CNW : Y aura-t-il un jour une grande campagne en faveur du cannabis ? Sans bien entendu tomber dans une incitation à la consommation, mais simplement afin de prouver le bien fondé d'une légalisation encadrée, les dégâts colossaux qu'engendre la prohibition, et surtout mettre en avant l'inefficacité du système actuel.

A. D. : « I have a dream ». La prochaine campagne de fond du CIRC sur le Cannabis. Pour ça il faut des sous pour tirer des affiches. Des colleurs. Des rédacteurs de presse pour mener la campagne presse et sur internet. Des informaticiens pour contrer les attaques virales. Des militants de terrain pour relayer vers le grand public. C'est le coté pratique.
Coté fond du débat, nous informons sur les dégâts de la prohibition tous les jours. Notre demande en légalisation est connue. A quand une grande campagne ? Dès janvier 2007. Dès la rentrée de septembre ? Tous les jours.


CNW : A quand un prochain "éléphant rose" ?

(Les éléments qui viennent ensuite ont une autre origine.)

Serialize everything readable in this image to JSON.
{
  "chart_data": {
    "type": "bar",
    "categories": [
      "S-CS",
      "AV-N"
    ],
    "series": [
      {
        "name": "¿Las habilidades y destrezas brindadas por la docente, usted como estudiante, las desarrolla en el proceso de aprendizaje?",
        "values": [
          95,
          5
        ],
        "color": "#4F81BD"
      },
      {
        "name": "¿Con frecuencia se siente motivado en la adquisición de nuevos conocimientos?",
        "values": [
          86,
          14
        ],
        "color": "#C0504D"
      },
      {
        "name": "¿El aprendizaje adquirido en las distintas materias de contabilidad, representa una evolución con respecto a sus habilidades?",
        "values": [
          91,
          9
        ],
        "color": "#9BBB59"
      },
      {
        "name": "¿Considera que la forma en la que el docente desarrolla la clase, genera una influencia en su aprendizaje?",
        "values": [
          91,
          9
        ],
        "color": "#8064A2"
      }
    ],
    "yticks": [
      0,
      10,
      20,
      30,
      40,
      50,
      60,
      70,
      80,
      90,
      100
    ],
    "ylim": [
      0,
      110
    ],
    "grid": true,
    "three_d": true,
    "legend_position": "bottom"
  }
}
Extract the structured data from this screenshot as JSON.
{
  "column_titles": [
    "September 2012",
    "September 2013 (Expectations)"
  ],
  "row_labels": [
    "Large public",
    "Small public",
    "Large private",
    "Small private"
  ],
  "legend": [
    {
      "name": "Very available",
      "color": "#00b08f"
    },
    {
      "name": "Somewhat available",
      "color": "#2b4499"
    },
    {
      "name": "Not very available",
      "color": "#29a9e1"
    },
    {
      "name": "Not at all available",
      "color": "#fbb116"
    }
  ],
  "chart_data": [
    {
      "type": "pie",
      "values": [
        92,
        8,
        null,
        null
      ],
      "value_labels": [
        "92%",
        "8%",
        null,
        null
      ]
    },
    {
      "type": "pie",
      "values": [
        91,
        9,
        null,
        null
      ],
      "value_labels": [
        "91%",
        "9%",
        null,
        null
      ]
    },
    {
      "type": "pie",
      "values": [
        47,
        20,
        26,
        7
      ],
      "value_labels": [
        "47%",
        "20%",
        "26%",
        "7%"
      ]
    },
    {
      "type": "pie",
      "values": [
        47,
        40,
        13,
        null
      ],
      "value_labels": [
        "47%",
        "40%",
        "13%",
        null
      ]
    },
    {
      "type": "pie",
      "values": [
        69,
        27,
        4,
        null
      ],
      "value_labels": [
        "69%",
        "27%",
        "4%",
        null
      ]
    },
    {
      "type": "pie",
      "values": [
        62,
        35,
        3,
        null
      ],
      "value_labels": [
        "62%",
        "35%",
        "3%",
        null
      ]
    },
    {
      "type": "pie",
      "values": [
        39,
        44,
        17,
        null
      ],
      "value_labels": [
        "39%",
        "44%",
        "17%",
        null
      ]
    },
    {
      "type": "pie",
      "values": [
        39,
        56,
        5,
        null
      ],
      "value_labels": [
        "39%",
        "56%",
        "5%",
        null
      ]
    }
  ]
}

A. D. : L'épopée de l'Eléphant rose » s'est mal terminé pour ses réalisateurs. Ce journal, diffusé en kiosque était pourtant très bien parti. Je pense qu'il correspondait à notre demande. Mais sa saisie, la saisie du matériel professionnel de réalisation, l'inculpation des auteurs a mis fin à l'aventure.
J'ai réalisé le journal du CIRC Bretagne pendant plusieurs années. C'est un très gros travail. Pour être beau comme un éléphant rose, il faut des professionnels ou d'excellents amateurs passionnés par ce boulot créatif (collecte et travail de l'info, mise en page, édition et distribution). A plein temps. Avec le risque.
Alors on s'est dit « soyons moderne » : internet. Cannabistrot, notre site, a été crée par des professionnels puisque c'est un travail similaire aux journaux papiers. Il a été explosé par la répression qui a demandé 6 mois ferme au réalisateur pour incitation par internet.
Alors on s'est dit « Soyons moderne » et « Réfugions-nous en Suisse ». J'en profite, donc, pour remercier ceux qui accueillent actuellement les propos du CIRC de France, Cannaweed et Chanvre infos ou les UNCC (http://www.uncc.comips.org).
Coté papier, pour un Eléphant rose, il nous faudrait travailler sur un ordinateur à Londres, avoir des sponsors Hollandais, une adresse en Belgique, des artistes Zoulous, être imprimé en Italie, être distribué sous le manteau à la sortie du métro. Un appel à candidature ? Merci aux Suisses (même si cela manque encore un peu d'images puisque entre nous on s'échange aussi des fausses campagnes de pub, des vidéos et de la zique cannabique.)
Un adhérent de chez nous a essayé dernièrement de créer une radio cannabique mais a essuyé un refus super rapide de plusieurs providers. La Suisse ?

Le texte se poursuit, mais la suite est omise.